Minneapolis Federal Reserve president Neel Kashkari participates in the Yahoo Finance All Markets Summit at Union West on Thursday, Oct. 10, 2019, in New York. (Photo by Evan Agostini/Invision/AP)

The president of the Minneapolis Federal Reserve said the latest jobs report showing a much stronger than expected performance last month indicates that the Fed needs to do more to get inflation under control. 

Neel Kashkari told CNBC in an interview on Tuesday that the report, which found that the U.S. economy added 517,000 jobs in January, shows that the Fed’s actions have not yet had much of an impact on the labor market. 

He said while some evidence exists that the steps are having an effect, it’s largely been “muted” so far. Kashkari added that the Fed should continue to raise the interest rate to 5.4 percent, up from its current target rate of 5.1 percent. 

“I wish we saw more evidence that underlying inflation was trending the way we want it,” Kashkari said. “We have seen, obviously headline is down, core is down, but if you strip it all apart, the services side of the economy is still very robust, and wages are still growing at a rate that’s in excess of being consistent with that 2 percent inflation target.” 

The Fed raised interest rates by 0.25 points last week, continuing its trend of increases but hiking the rate by the lowest amount since last March. That raised the federal funds rate — the rate banks charge each other for overnight loans — to a range of 4.5 percent to 4.75 percent. 

The January jobs report released a couple days later greatly exceeded the expectation of about 185,000 jobs added last month. 

The consumer price index, a measure of inflation, has also consistently fallen in recent months, dropping from its peak of 9.1 percent in June to 6.5 percent in December. But that’s still well above the 2-percent annual inflation target the Fed wants. 

Kashkari noted that he was surprised by the major job gains. He said people should not overreact to one report, but the services part of the economy remains robust, necessitating additional action. 

He said wage growth needs to be at about 3 percent to be consistent with the 2-percent inflation target and 1 percent productivity growth. He added that wage growth has somewhat dropped, but it is still around 4 or 5 percent on a 12-month basis. 

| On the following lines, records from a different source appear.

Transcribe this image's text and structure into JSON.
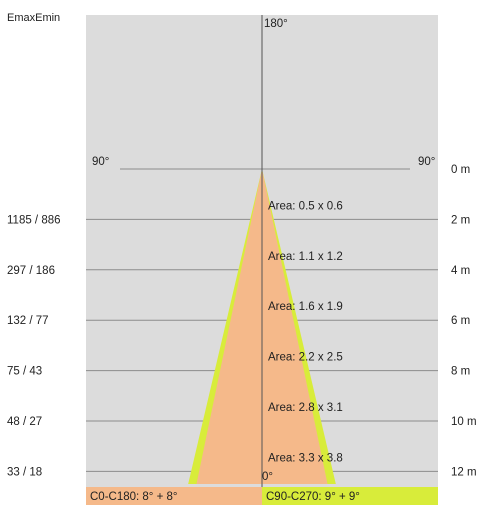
{
  "header": {
    "emax_emin_label": "EmaxEmin"
  },
  "angles": {
    "top": "180°",
    "left": "90°",
    "right": "90°",
    "bottom": "0°"
  },
  "rows": [
    {
      "distance": "0 m",
      "distance_m": 0,
      "emax_emin": "",
      "area": ""
    },
    {
      "distance": "2 m",
      "distance_m": 2,
      "emax_emin": "1185 / 886",
      "area": "Area: 0.5  x  0.6"
    },
    {
      "distance": "4 m",
      "distance_m": 4,
      "emax_emin": "297 / 186",
      "area": "Area: 1.1  x  1.2"
    },
    {
      "distance": "6 m",
      "distance_m": 6,
      "emax_emin": "132 / 77",
      "area": "Area: 1.6  x  1.9"
    },
    {
      "distance": "8 m",
      "distance_m": 8,
      "emax_emin": "75 / 43",
      "area": "Area: 2.2  x  2.5"
    },
    {
      "distance": "10 m",
      "distance_m": 10,
      "emax_emin": "48 / 27",
      "area": "Area: 2.8  x  3.1"
    },
    {
      "distance": "12 m",
      "distance_m": 12,
      "emax_emin": "33 / 18",
      "area": "Area: 3.3  x  3.8"
    }
  ],
  "beams": [
    {
      "label": "C0-C180: 8° + 8°",
      "half_angle_deg": 8,
      "color": "#f5b98a"
    },
    {
      "label": "C90-C270: 9° + 9°",
      "half_angle_deg": 9,
      "color": "#d8ec3a"
    }
  ],
  "colors": {
    "background": "#dcdcdc",
    "grid_line": "#8c8c8c",
    "axis_line": "#555555"
  }
}
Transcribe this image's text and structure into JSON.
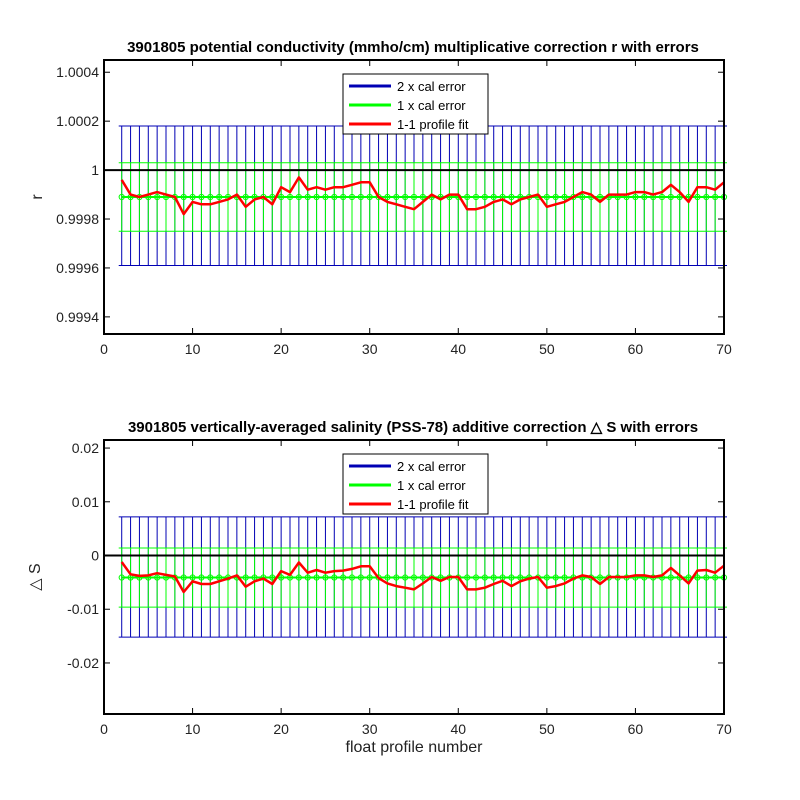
{
  "colors": {
    "two_sigma": "#0000b4",
    "one_sigma": "#00ff00",
    "fit": "#ff0000",
    "zero_line": "#000000",
    "axes": "#000000"
  },
  "xlabel": "float profile number",
  "chart_data": [
    {
      "type": "line",
      "title": "3901805 potential conductivity (mmho/cm) multiplicative correction r with errors",
      "ylabel": "r",
      "xlim": [
        0,
        70
      ],
      "ylim": [
        0.99933,
        1.00045
      ],
      "xticks": [
        0,
        10,
        20,
        30,
        40,
        50,
        60,
        70
      ],
      "xtick_labels": [
        "0",
        "10",
        "20",
        "30",
        "40",
        "50",
        "60",
        "70"
      ],
      "yticks": [
        0.9994,
        0.9996,
        0.9998,
        1.0,
        1.0002,
        1.0004
      ],
      "ytick_labels": [
        "0.9994",
        "0.9996",
        "0.9998",
        "1",
        "1.0002",
        "1.0004"
      ],
      "legend": {
        "position": "top-center",
        "entries": [
          "2 x cal error",
          "1 x cal error",
          "1-1 profile fit"
        ]
      },
      "grid": false,
      "reference_line": 1.0,
      "mapped_value": 0.99989,
      "two_sigma_band": [
        0.99961,
        1.00018
      ],
      "one_sigma_band": [
        0.99975,
        1.00003
      ],
      "series": [
        {
          "name": "1-1 profile fit",
          "x": [
            2,
            3,
            4,
            5,
            6,
            7,
            8,
            9,
            10,
            11,
            12,
            13,
            14,
            15,
            16,
            17,
            18,
            19,
            20,
            21,
            22,
            23,
            24,
            25,
            26,
            27,
            28,
            29,
            30,
            31,
            32,
            33,
            34,
            35,
            36,
            37,
            38,
            39,
            40,
            41,
            42,
            43,
            44,
            45,
            46,
            47,
            48,
            49,
            50,
            51,
            52,
            53,
            54,
            55,
            56,
            57,
            58,
            59,
            60,
            61,
            62,
            63,
            64,
            65,
            66,
            67,
            68,
            69,
            70
          ],
          "y": [
            0.99996,
            0.9999,
            0.99989,
            0.9999,
            0.99991,
            0.9999,
            0.99989,
            0.99982,
            0.99987,
            0.99986,
            0.99986,
            0.99987,
            0.99988,
            0.9999,
            0.99985,
            0.99988,
            0.99989,
            0.99986,
            0.99993,
            0.99991,
            0.99997,
            0.99992,
            0.99993,
            0.99992,
            0.99993,
            0.99993,
            0.99994,
            0.99995,
            0.99995,
            0.99989,
            0.99987,
            0.99986,
            0.99985,
            0.99984,
            0.99987,
            0.9999,
            0.99988,
            0.9999,
            0.9999,
            0.99984,
            0.99984,
            0.99985,
            0.99987,
            0.99988,
            0.99986,
            0.99988,
            0.99989,
            0.9999,
            0.99985,
            0.99986,
            0.99987,
            0.99989,
            0.99991,
            0.9999,
            0.99987,
            0.9999,
            0.9999,
            0.9999,
            0.99991,
            0.99991,
            0.9999,
            0.99991,
            0.99994,
            0.99991,
            0.99987,
            0.99993,
            0.99993,
            0.99992,
            0.99995
          ]
        }
      ]
    },
    {
      "type": "line",
      "title": "3901805 vertically-averaged salinity (PSS-78) additive correction △ S with errors",
      "ylabel": "△ S",
      "xlim": [
        0,
        70
      ],
      "ylim": [
        -0.0295,
        0.0215
      ],
      "xticks": [
        0,
        10,
        20,
        30,
        40,
        50,
        60,
        70
      ],
      "xtick_labels": [
        "0",
        "10",
        "20",
        "30",
        "40",
        "50",
        "60",
        "70"
      ],
      "yticks": [
        -0.02,
        -0.01,
        0.0,
        0.01,
        0.02
      ],
      "ytick_labels": [
        "-0.02",
        "-0.01",
        "0",
        "0.01",
        "0.02"
      ],
      "legend": {
        "position": "top-center",
        "entries": [
          "2 x cal error",
          "1 x cal error",
          "1-1 profile fit"
        ]
      },
      "grid": false,
      "reference_line": 0.0,
      "mapped_value": -0.0041,
      "two_sigma_band": [
        -0.0152,
        0.0072
      ],
      "one_sigma_band": [
        -0.0096,
        0.0014
      ],
      "series": [
        {
          "name": "1-1 profile fit",
          "x": [
            2,
            3,
            4,
            5,
            6,
            7,
            8,
            9,
            10,
            11,
            12,
            13,
            14,
            15,
            16,
            17,
            18,
            19,
            20,
            21,
            22,
            23,
            24,
            25,
            26,
            27,
            28,
            29,
            30,
            31,
            32,
            33,
            34,
            35,
            36,
            37,
            38,
            39,
            40,
            41,
            42,
            43,
            44,
            45,
            46,
            47,
            48,
            49,
            50,
            51,
            52,
            53,
            54,
            55,
            56,
            57,
            58,
            59,
            60,
            61,
            62,
            63,
            64,
            65,
            66,
            67,
            68,
            69,
            70
          ],
          "y": [
            -0.0012,
            -0.0035,
            -0.0038,
            -0.0037,
            -0.0033,
            -0.0036,
            -0.0039,
            -0.0068,
            -0.0048,
            -0.0053,
            -0.0053,
            -0.0048,
            -0.0043,
            -0.0037,
            -0.0058,
            -0.0048,
            -0.0043,
            -0.0053,
            -0.0029,
            -0.0036,
            -0.0013,
            -0.0032,
            -0.0027,
            -0.0032,
            -0.0029,
            -0.0028,
            -0.0025,
            -0.002,
            -0.002,
            -0.0042,
            -0.0052,
            -0.0057,
            -0.006,
            -0.0063,
            -0.0052,
            -0.004,
            -0.0047,
            -0.004,
            -0.004,
            -0.0063,
            -0.0063,
            -0.006,
            -0.0053,
            -0.0047,
            -0.0057,
            -0.0048,
            -0.0043,
            -0.004,
            -0.006,
            -0.0057,
            -0.0052,
            -0.0043,
            -0.0037,
            -0.004,
            -0.0053,
            -0.004,
            -0.004,
            -0.004,
            -0.0037,
            -0.0037,
            -0.004,
            -0.0037,
            -0.0023,
            -0.0037,
            -0.0052,
            -0.0028,
            -0.0027,
            -0.0032,
            -0.0019
          ]
        }
      ]
    }
  ]
}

“It’s hard to imagine that you’re going to see very strong job growth while wage growth is moderating, and that’s what I’m looking for,” Kashkari continued.

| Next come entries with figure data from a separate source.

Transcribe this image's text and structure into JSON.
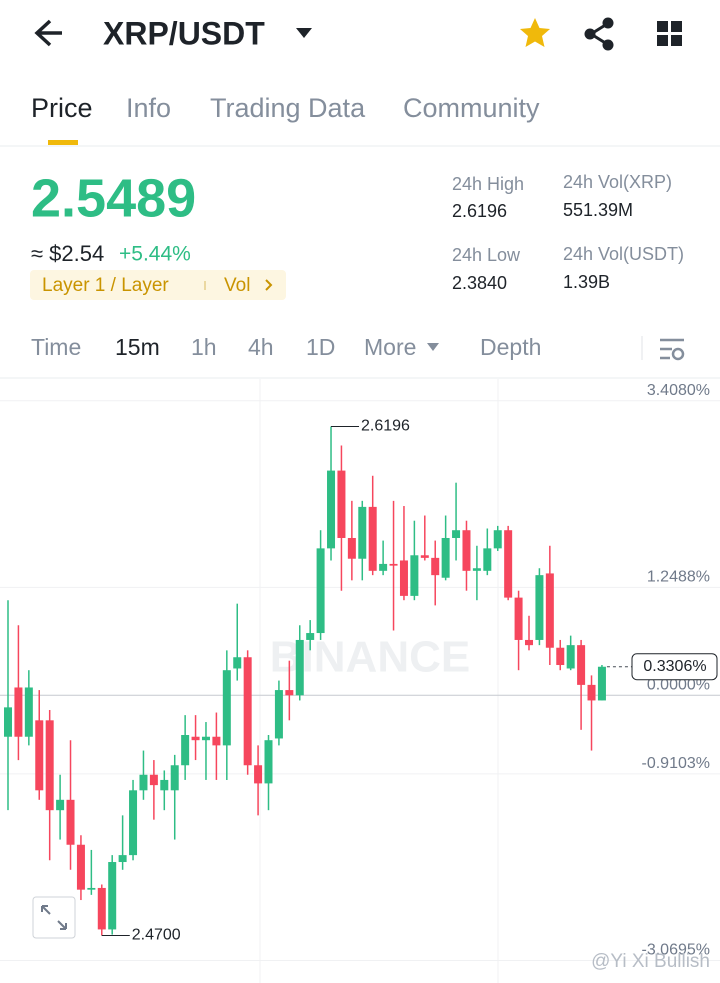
{
  "header": {
    "title": "XRP/USDT"
  },
  "tabs": [
    "Price",
    "Info",
    "Trading Data",
    "Community"
  ],
  "ticker": {
    "price": "2.5489",
    "fiat": "≈ $2.54",
    "change": "+5.44%",
    "tag": "Layer 1 / Layer",
    "tag_action": "Vol",
    "stats": [
      {
        "label": "24h High",
        "value": "2.6196"
      },
      {
        "label": "24h Vol(XRP)",
        "value": "551.39M"
      },
      {
        "label": "24h Low",
        "value": "2.3840"
      },
      {
        "label": "24h Vol(USDT)",
        "value": "1.39B"
      }
    ]
  },
  "intervals": [
    "Time",
    "15m",
    "1h",
    "4h",
    "1D",
    "More",
    "Depth"
  ],
  "chart": {
    "type": "candlestick",
    "watermark": "BINANCE",
    "ylim": [
      -3.33,
      3.66
    ],
    "yticks": [
      {
        "value": 3.408,
        "label": "3.4080%"
      },
      {
        "value": 1.2488,
        "label": "1.2488%"
      },
      {
        "value": 0,
        "label": "0.0000%"
      },
      {
        "value": -0.9103,
        "label": "-0.9103%"
      },
      {
        "value": -3.0695,
        "label": "-3.0695%"
      }
    ],
    "current": {
      "value": 0.3306,
      "label": "0.3306%"
    },
    "high_marker": "2.6196",
    "low_marker": "2.4700",
    "up_color": "#2ebd85",
    "down_color": "#f6465d",
    "candles": [
      {
        "open": -0.48,
        "high": 1.1,
        "low": -1.33,
        "close": -0.14
      },
      {
        "open": 0.09,
        "high": 0.81,
        "low": -0.75,
        "close": -0.48
      },
      {
        "open": -0.48,
        "high": 0.29,
        "low": -0.58,
        "close": 0.09
      },
      {
        "open": -0.29,
        "high": 0.06,
        "low": -1.21,
        "close": -1.1
      },
      {
        "open": -0.29,
        "high": -0.17,
        "low": -1.91,
        "close": -1.33
      },
      {
        "open": -1.33,
        "high": -0.92,
        "low": -1.67,
        "close": -1.21
      },
      {
        "open": -1.21,
        "high": -0.52,
        "low": -2.02,
        "close": -1.73
      },
      {
        "open": -1.73,
        "high": -1.62,
        "low": -2.37,
        "close": -2.25
      },
      {
        "open": -2.25,
        "high": -1.79,
        "low": -2.31,
        "close": -2.23
      },
      {
        "open": -2.23,
        "high": -2.19,
        "low": -2.78,
        "close": -2.71
      },
      {
        "open": -2.71,
        "high": -1.85,
        "low": -2.77,
        "close": -1.93
      },
      {
        "open": -1.93,
        "high": -1.39,
        "low": -2.02,
        "close": -1.85
      },
      {
        "open": -1.85,
        "high": -0.98,
        "low": -1.91,
        "close": -1.1
      },
      {
        "open": -1.1,
        "high": -0.64,
        "low": -1.21,
        "close": -0.92
      },
      {
        "open": -0.92,
        "high": -0.75,
        "low": -1.44,
        "close": -1.04
      },
      {
        "open": -1.1,
        "high": -0.87,
        "low": -1.33,
        "close": -0.98
      },
      {
        "open": -1.1,
        "high": -0.69,
        "low": -1.67,
        "close": -0.81
      },
      {
        "open": -0.81,
        "high": -0.23,
        "low": -0.98,
        "close": -0.46
      },
      {
        "open": -0.48,
        "high": -0.23,
        "low": -0.75,
        "close": -0.52
      },
      {
        "open": -0.52,
        "high": -0.31,
        "low": -0.98,
        "close": -0.48
      },
      {
        "open": -0.48,
        "high": -0.2,
        "low": -0.98,
        "close": -0.58
      },
      {
        "open": -0.58,
        "high": 0.52,
        "low": -0.98,
        "close": 0.29
      },
      {
        "open": 0.31,
        "high": 1.06,
        "low": 0.17,
        "close": 0.44
      },
      {
        "open": 0.44,
        "high": 0.52,
        "low": -0.92,
        "close": -0.81
      },
      {
        "open": -0.81,
        "high": -0.58,
        "low": -1.39,
        "close": -1.02
      },
      {
        "open": -1.02,
        "high": -0.46,
        "low": -1.33,
        "close": -0.52
      },
      {
        "open": -0.5,
        "high": 0.17,
        "low": -0.58,
        "close": 0.06
      },
      {
        "open": 0.06,
        "high": 0.4,
        "low": -0.29,
        "close": 0.0
      },
      {
        "open": 0.0,
        "high": 0.81,
        "low": -0.06,
        "close": 0.64
      },
      {
        "open": 0.64,
        "high": 0.87,
        "low": 0.52,
        "close": 0.72
      },
      {
        "open": 0.72,
        "high": 1.91,
        "low": 0.64,
        "close": 1.7
      },
      {
        "open": 1.7,
        "high": 3.11,
        "low": 1.56,
        "close": 2.6
      },
      {
        "open": 2.6,
        "high": 2.89,
        "low": 1.21,
        "close": 1.82
      },
      {
        "open": 1.82,
        "high": 2.25,
        "low": 1.33,
        "close": 1.58
      },
      {
        "open": 1.58,
        "high": 2.25,
        "low": 1.33,
        "close": 2.18
      },
      {
        "open": 2.18,
        "high": 2.54,
        "low": 1.39,
        "close": 1.44
      },
      {
        "open": 1.44,
        "high": 1.79,
        "low": 1.39,
        "close": 1.52
      },
      {
        "open": 1.52,
        "high": 2.25,
        "low": 0.75,
        "close": 1.5
      },
      {
        "open": 1.56,
        "high": 2.19,
        "low": 1.1,
        "close": 1.15
      },
      {
        "open": 1.15,
        "high": 2.02,
        "low": 1.1,
        "close": 1.62
      },
      {
        "open": 1.62,
        "high": 2.08,
        "low": 1.56,
        "close": 1.59
      },
      {
        "open": 1.59,
        "high": 1.79,
        "low": 1.04,
        "close": 1.39
      },
      {
        "open": 1.36,
        "high": 2.08,
        "low": 1.33,
        "close": 1.82
      },
      {
        "open": 1.82,
        "high": 2.46,
        "low": 1.56,
        "close": 1.91
      },
      {
        "open": 1.91,
        "high": 2.02,
        "low": 1.21,
        "close": 1.44
      },
      {
        "open": 1.44,
        "high": 1.73,
        "low": 1.1,
        "close": 1.47
      },
      {
        "open": 1.44,
        "high": 1.93,
        "low": 1.39,
        "close": 1.7
      },
      {
        "open": 1.7,
        "high": 1.96,
        "low": 1.67,
        "close": 1.91
      },
      {
        "open": 1.91,
        "high": 1.96,
        "low": 1.1,
        "close": 1.13
      },
      {
        "open": 1.13,
        "high": 1.21,
        "low": 0.29,
        "close": 0.64
      },
      {
        "open": 0.64,
        "high": 0.92,
        "low": 0.52,
        "close": 0.58
      },
      {
        "open": 0.64,
        "high": 1.47,
        "low": 0.58,
        "close": 1.39
      },
      {
        "open": 1.41,
        "high": 1.73,
        "low": 0.35,
        "close": 0.55
      },
      {
        "open": 0.55,
        "high": 0.64,
        "low": 0.29,
        "close": 0.35
      },
      {
        "open": 0.31,
        "high": 0.69,
        "low": 0.29,
        "close": 0.58
      },
      {
        "open": 0.58,
        "high": 0.64,
        "low": -0.4,
        "close": 0.12
      },
      {
        "open": 0.12,
        "high": 0.23,
        "low": -0.64,
        "close": -0.06
      },
      {
        "open": -0.06,
        "high": 0.35,
        "low": -0.06,
        "close": 0.33
      }
    ]
  },
  "watermark": "@Yi Xi Bullish"
}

He said inflation dropping is “good news,” but 12-month total inflation should be the focus instead of shorter-term core inflation. 

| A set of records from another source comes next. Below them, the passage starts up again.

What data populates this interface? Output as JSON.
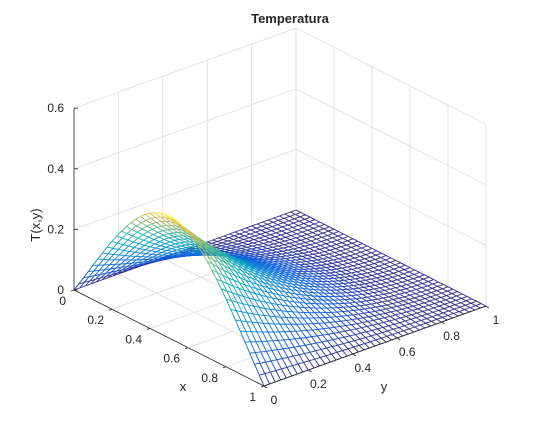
{
  "figure": {
    "background": "#ffffff",
    "axis_color": "#262626",
    "grid_color": "#dcdcdc"
  },
  "chart_data": {
    "type": "surface",
    "mesh": true,
    "colormap": "parula",
    "title": "Temperatura",
    "xlabel": "x",
    "ylabel": "y",
    "zlabel": "T(x,y)",
    "xlim": [
      0,
      1
    ],
    "ylim": [
      0,
      1
    ],
    "zlim": [
      0,
      0.6
    ],
    "xticks": [
      0,
      0.2,
      0.4,
      0.6,
      0.8,
      1
    ],
    "xtick_labels": [
      "0",
      "0.2",
      "0.4",
      "0.6",
      "0.8",
      "1"
    ],
    "yticks": [
      0,
      0.2,
      0.4,
      0.6,
      0.8,
      1
    ],
    "ytick_labels": [
      "0",
      "0.2",
      "0.4",
      "0.6",
      "0.8",
      "1"
    ],
    "zticks": [
      0,
      0.2,
      0.4,
      0.6
    ],
    "ztick_labels": [
      "0",
      "0.2",
      "0.4",
      "0.6"
    ],
    "grid": true,
    "view": {
      "azimuth": -37.5,
      "elevation": 30
    },
    "surface": {
      "grid_points": 41,
      "peak": {
        "x": 0.5,
        "y": 0,
        "T": 0.35
      },
      "boundary_x0": 0,
      "boundary_x1": 0,
      "boundary_y1": 0
    }
  }
}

“I’m not seeing that we’ve made enough progress yet to declare victory,” he said.

Kashkari also said in an interview with CNN on Tuesday that he does not expect the U.S. economy to fall into a recession, which some economic experts have worried about as a result of the Fed’s moves.

He said the job market is stronger than he expected, which makes it less likely that the economy will go into recession and that inflation will drop to 2 percent without action from the Fed.